Back to fashion design

Were unskilled designers worth the ride?

There’s a process happening in the fashion industry, a change of direction, which takes brands back to fashion design.
What does it mean? Real fashion designers are back in charge of designing fashion brands. Wasn’t their job? Yes, of course. But the fashion industry loves insta-fluff to generate revenue. So, popularity won over skills.

But, after a decade of sportswear, big exposed logos, and poor designs, the wind is finally changing. Specifically, the heart of the matter is that celebrity designers with a pervasive social media presence and a huge following base have oversaturated the market with products. But that doesn’t sell anymore.

The sense of improvisation, lack of skills, clothes taken from thrift shops and assembled by chance, or designs clearly stolen from other designers was really too much. It has contributed to impoverishing the perception of fashion, which has become a game for clowns rather than a matter of culture.

Therefore, the vision of a creative director having more knowledge about fluff than expert hands seems over. Perhaps some fashion Maisons made a lot of money overflooding the market with pointless stuff, but they destroyed their heritage. So, were unskilled designers worth the ride?

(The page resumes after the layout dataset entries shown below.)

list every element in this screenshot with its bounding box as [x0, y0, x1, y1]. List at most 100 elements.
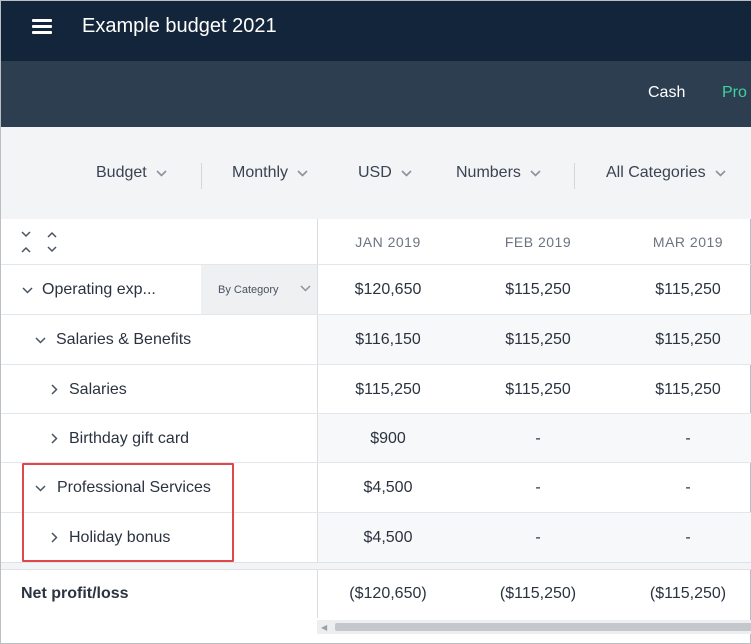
- total-value: ($120,650): [349, 585, 427, 602]
- row-label: Salaries: [69, 380, 127, 398]
- scrollbar-thumb[interactable]: [335, 623, 751, 631]
- row-label: Holiday bonus: [69, 528, 171, 546]
- period-dropdown-label: Monthly: [232, 164, 289, 181]
- cell-value: $900: [370, 429, 406, 447]
- table-row[interactable]: Professional Services $4,500 - -: [1, 463, 751, 513]
- scenario-dropdown-label: Budget: [96, 164, 147, 181]
- chevron-down-icon: [297, 169, 308, 177]
- cell-value: -: [685, 479, 691, 496]
- row-label: Operating exp...: [42, 281, 156, 298]
- filter-divider: [574, 163, 575, 189]
- table-row[interactable]: Birthday gift card $900 - -: [1, 414, 751, 463]
- cell-value: $120,650: [354, 281, 422, 298]
- total-value: ($115,250): [649, 585, 727, 602]
- row-label: Salaries & Benefits: [56, 331, 192, 348]
- row-label-cell: Professional Services: [1, 463, 317, 513]
- column-divider: [317, 463, 318, 513]
- row-divider: [1, 413, 751, 414]
- row-divider: [1, 364, 751, 365]
- column-header: FEB 2019: [458, 219, 618, 265]
- currency-dropdown[interactable]: USD: [358, 164, 412, 182]
- chevron-down-icon[interactable]: [35, 336, 46, 344]
- row-divider: [1, 264, 751, 265]
- total-row: Net profit/loss ($120,650) ($115,250) ($…: [1, 570, 751, 618]
- column-header-label: JAN 2019: [355, 234, 421, 250]
- column-divider: [317, 365, 318, 414]
- horizontal-scrollbar[interactable]: ◀: [317, 620, 751, 634]
- column-divider: [317, 570, 318, 618]
- scroll-left-icon[interactable]: ◀: [321, 623, 328, 632]
- chevron-down-icon: [715, 169, 726, 177]
- row-label-cell: Birthday gift card: [1, 414, 317, 463]
- row-label: Professional Services: [57, 479, 211, 496]
- column-header: JAN 2019: [318, 219, 458, 265]
- group-by-dropdown[interactable]: By Category: [201, 265, 317, 315]
- column-divider: [317, 219, 318, 265]
- total-label: Net profit/loss: [21, 585, 129, 602]
- column-header: MAR 2019: [618, 219, 751, 265]
- chevron-down-icon[interactable]: [35, 484, 46, 492]
- budget-table: JAN 2019 FEB 2019 MAR 2019 Operating exp…: [1, 219, 751, 644]
- chevron-down-icon: [401, 169, 412, 177]
- expand-collapse-all-icon[interactable]: [19, 228, 63, 256]
- period-dropdown[interactable]: Monthly: [232, 164, 308, 182]
- menu-icon[interactable]: [32, 19, 52, 35]
- column-header-label: FEB 2019: [504, 234, 572, 250]
- chevron-down-icon: [300, 285, 311, 292]
- chevron-right-icon[interactable]: [51, 532, 58, 543]
- table-row[interactable]: Salaries & Benefits $116,150 $115,250 $1…: [1, 315, 751, 365]
- format-dropdown[interactable]: Numbers: [456, 164, 541, 182]
- cell-value: -: [685, 528, 691, 546]
- column-divider: [317, 315, 318, 365]
- table-row[interactable]: Operating exp... By Category $120,650 $1…: [1, 265, 751, 315]
- categories-dropdown[interactable]: All Categories: [606, 164, 726, 182]
- total-value: ($115,250): [499, 585, 577, 602]
- cell-value: $4,500: [363, 479, 413, 496]
- row-divider: [1, 462, 751, 463]
- row-label-cell: Operating exp...: [1, 265, 317, 315]
- chevron-down-icon[interactable]: [22, 286, 33, 294]
- cell-value: $115,250: [655, 380, 721, 398]
- cell-value: -: [535, 429, 541, 447]
- row-label-cell: Salaries & Benefits: [1, 315, 317, 365]
- cell-value: -: [535, 479, 541, 496]
- tab-profit[interactable]: Pro: [722, 84, 747, 101]
- group-by-label: By Category: [218, 284, 279, 296]
- row-label: Birthday gift card: [69, 429, 190, 447]
- cell-value: $115,250: [655, 331, 721, 348]
- app-header: Example budget 2021: [1, 1, 751, 61]
- format-dropdown-label: Numbers: [456, 164, 521, 181]
- table-row[interactable]: Holiday bonus $4,500 - -: [1, 513, 751, 562]
- row-label-cell: Net profit/loss: [1, 570, 317, 618]
- chevron-right-icon[interactable]: [51, 433, 58, 444]
- chevron-down-icon: [530, 169, 541, 177]
- cell-value: $115,250: [655, 281, 721, 298]
- cell-value: $115,250: [505, 331, 571, 348]
- table-row[interactable]: Salaries $115,250 $115,250 $115,250: [1, 365, 751, 414]
- row-divider: [1, 512, 751, 513]
- expand-collapse-controls: [1, 219, 317, 265]
- cell-value: $115,250: [355, 380, 421, 398]
- chevron-right-icon[interactable]: [51, 384, 58, 395]
- filter-divider: [201, 163, 202, 189]
- column-divider: [317, 513, 318, 562]
- cell-value: $4,500: [363, 528, 413, 546]
- app-title: Example budget 2021: [82, 15, 277, 37]
- column-divider: [317, 414, 318, 463]
- cell-value: -: [535, 528, 541, 546]
- currency-dropdown-label: USD: [358, 164, 392, 181]
- categories-dropdown-label: All Categories: [606, 164, 706, 181]
- cell-value: $115,250: [505, 380, 571, 398]
- cell-value: -: [685, 429, 691, 447]
- tab-cash[interactable]: Cash: [648, 84, 686, 101]
- column-header-label: MAR 2019: [652, 234, 724, 250]
- cell-value: $115,250: [505, 281, 571, 298]
- cell-value: $116,150: [355, 331, 421, 348]
- column-divider: [317, 265, 318, 315]
- table-header-row: JAN 2019 FEB 2019 MAR 2019: [1, 219, 751, 265]
- row-label-cell: Holiday bonus: [1, 513, 317, 562]
- scenario-dropdown[interactable]: Budget: [96, 164, 167, 182]
- chevron-down-icon: [156, 169, 167, 177]
- row-label-cell: Salaries: [1, 365, 317, 414]
- row-divider: [1, 314, 751, 315]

For instance, we are curious to see what Sabato De Sarno will do with his much-awaited Gucci show. Indeed, deleting everything from Gucci’s social media account seems to be a good start to cleaning up the image.
Also, we are curious to see Phoebe Philo, known for her minimalist and timeless style, launch her namesake brand.

Fashion design: what makes the difference

Though we think contemporary fashion Maisons are not so interesting because they are just a game of finance and overproduction, we appreciate the idea of moving from big logos to skilled fashion design.

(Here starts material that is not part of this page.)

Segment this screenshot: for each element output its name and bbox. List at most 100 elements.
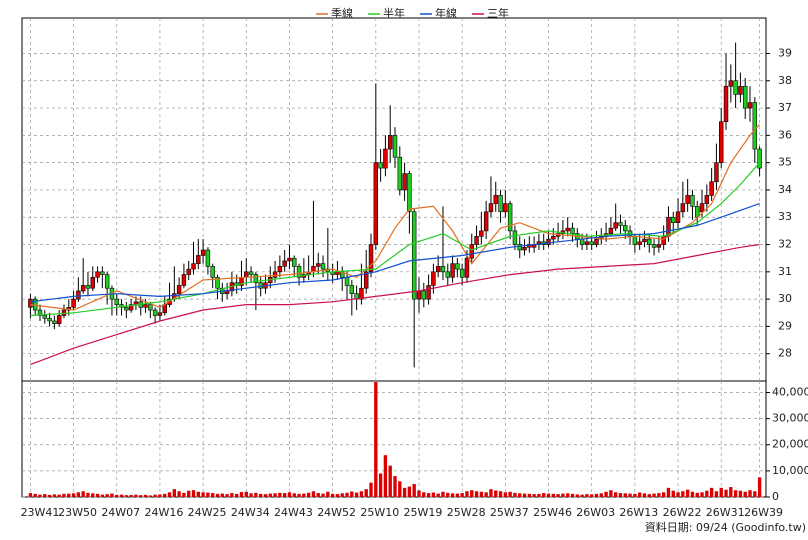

Exposed logos don’t make the difference but represent a poor idea of style, which sounds more like marketing than actual fashion knowledge.
What makes the difference is good design, pattern-making, tailoring, and craftsmanship. That is what adds value and makes garments stand out.

Ultimately, we wonder what credibility those who play these games have. Most importantly, can those who fed their clients with garbage educate their audience to something more refined?